So, I want to make a factorial command for the linux terminal, and I want to be able to run it like this:

$ factorial 5

However, when I look at questions about this, I only see commands that runs a SET of commands, like for example a command that changes your directory to ~/Downloads and echoes "Went to Downloads!"

How can I make the factorial function as a command, and if this is a duplicate, could you at least tell me why it is a duplicate?

  • 1
    Some shell scripts just run a list of commands. But shell also has many built-in commands of its own, to do arithmetic, make loop constructs, and format text.
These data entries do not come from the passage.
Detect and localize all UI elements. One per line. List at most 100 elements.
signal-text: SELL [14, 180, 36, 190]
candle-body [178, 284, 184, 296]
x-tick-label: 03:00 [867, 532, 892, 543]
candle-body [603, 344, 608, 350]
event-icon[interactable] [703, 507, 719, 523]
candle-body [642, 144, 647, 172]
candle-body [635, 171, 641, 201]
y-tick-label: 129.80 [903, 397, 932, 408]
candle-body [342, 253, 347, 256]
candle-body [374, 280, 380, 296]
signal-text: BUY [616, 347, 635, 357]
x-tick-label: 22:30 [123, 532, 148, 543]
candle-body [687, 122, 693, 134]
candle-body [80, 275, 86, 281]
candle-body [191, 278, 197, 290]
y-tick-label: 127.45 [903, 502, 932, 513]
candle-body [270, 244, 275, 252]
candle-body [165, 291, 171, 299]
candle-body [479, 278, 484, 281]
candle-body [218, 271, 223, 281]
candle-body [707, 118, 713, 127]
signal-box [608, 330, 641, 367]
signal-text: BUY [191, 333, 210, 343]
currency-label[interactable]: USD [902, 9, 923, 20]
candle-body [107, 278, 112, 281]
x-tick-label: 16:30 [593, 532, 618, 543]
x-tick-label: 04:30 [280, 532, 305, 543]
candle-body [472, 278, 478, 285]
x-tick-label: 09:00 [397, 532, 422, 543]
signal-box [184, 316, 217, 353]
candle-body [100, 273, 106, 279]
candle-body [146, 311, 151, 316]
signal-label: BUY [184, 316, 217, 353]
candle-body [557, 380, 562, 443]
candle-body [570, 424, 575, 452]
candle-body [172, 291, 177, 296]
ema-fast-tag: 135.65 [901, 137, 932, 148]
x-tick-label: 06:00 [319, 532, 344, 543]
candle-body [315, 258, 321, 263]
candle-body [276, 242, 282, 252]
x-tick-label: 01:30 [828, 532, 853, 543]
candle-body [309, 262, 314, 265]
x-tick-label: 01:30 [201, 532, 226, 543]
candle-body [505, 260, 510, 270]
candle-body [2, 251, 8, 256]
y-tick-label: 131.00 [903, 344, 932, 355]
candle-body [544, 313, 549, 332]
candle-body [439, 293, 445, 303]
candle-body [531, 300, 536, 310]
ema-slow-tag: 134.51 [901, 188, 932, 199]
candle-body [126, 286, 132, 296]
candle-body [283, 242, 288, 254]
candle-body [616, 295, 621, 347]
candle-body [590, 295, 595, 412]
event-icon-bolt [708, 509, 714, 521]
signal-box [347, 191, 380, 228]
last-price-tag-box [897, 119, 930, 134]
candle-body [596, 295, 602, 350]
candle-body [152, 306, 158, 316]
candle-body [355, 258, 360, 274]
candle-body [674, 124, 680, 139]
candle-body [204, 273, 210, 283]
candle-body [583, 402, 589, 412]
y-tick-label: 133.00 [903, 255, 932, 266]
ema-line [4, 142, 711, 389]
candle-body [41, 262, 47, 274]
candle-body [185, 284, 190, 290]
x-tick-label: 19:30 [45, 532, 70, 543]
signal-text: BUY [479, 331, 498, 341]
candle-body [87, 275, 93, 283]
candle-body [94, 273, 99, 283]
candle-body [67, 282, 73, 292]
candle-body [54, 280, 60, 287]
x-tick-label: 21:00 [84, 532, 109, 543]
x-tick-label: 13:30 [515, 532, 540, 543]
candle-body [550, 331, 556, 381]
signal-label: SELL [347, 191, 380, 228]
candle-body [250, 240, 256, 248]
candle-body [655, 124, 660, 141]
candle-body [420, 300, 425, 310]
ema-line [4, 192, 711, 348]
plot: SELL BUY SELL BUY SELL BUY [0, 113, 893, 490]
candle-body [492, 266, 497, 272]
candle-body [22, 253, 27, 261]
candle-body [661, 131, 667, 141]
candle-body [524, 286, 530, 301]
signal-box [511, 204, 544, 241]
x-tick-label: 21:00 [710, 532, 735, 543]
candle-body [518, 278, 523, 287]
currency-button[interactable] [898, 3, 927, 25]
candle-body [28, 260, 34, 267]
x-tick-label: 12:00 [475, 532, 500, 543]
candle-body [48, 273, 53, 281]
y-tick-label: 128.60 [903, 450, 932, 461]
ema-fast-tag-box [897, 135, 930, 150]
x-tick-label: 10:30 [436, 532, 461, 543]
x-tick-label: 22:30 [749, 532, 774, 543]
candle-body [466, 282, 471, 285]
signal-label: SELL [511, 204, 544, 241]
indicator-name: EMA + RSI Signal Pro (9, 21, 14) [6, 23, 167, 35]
For factorial 5, you would just want a for loop that contained a multiply operation, and counted up to 5. Jan 27 at 23:42
  • Alright, the thing is, in what type of programming language would I do so? Jan 27 at 23:53
  • what language do you know? Use that - but since you said you want to "make a script", assuming you meant shell script, then that's what language you would use Jan 27 at 23:56
  • Python. That's basically it, although I wouldn't be inconvenienced to learn shell script. Jan 27 at 23:57
  • "Alright, the thing is, in what type of programming language would I do so?" – Any programming language you want. If you know any programming language at all, this should be a one-line problem. Jan 28 at 12:40

1 Answer 1


This is future me:

  • Add a bin directory if you haven't already in your home directory by running mkdir ~/bin [Cited]
  • Afterwards, make a python file that does etc.
  • Then, use cd to go to your bin directory.
  • Then, run export PATH=$PATH":$HOME/bin" (Straight from an answer from cited source)
  • Afterwards, make a file in this format:
python3 [path to python file]
  • Afterward, run chmod +x [bin file name goes here] [Cited]
  • Finally, run . ~/.bash_profile (Again, straight from citation)

Now, you have made a command that will run the python file.

I do have to cite this Linux-Unix stack exchange question, as I got most of the information here.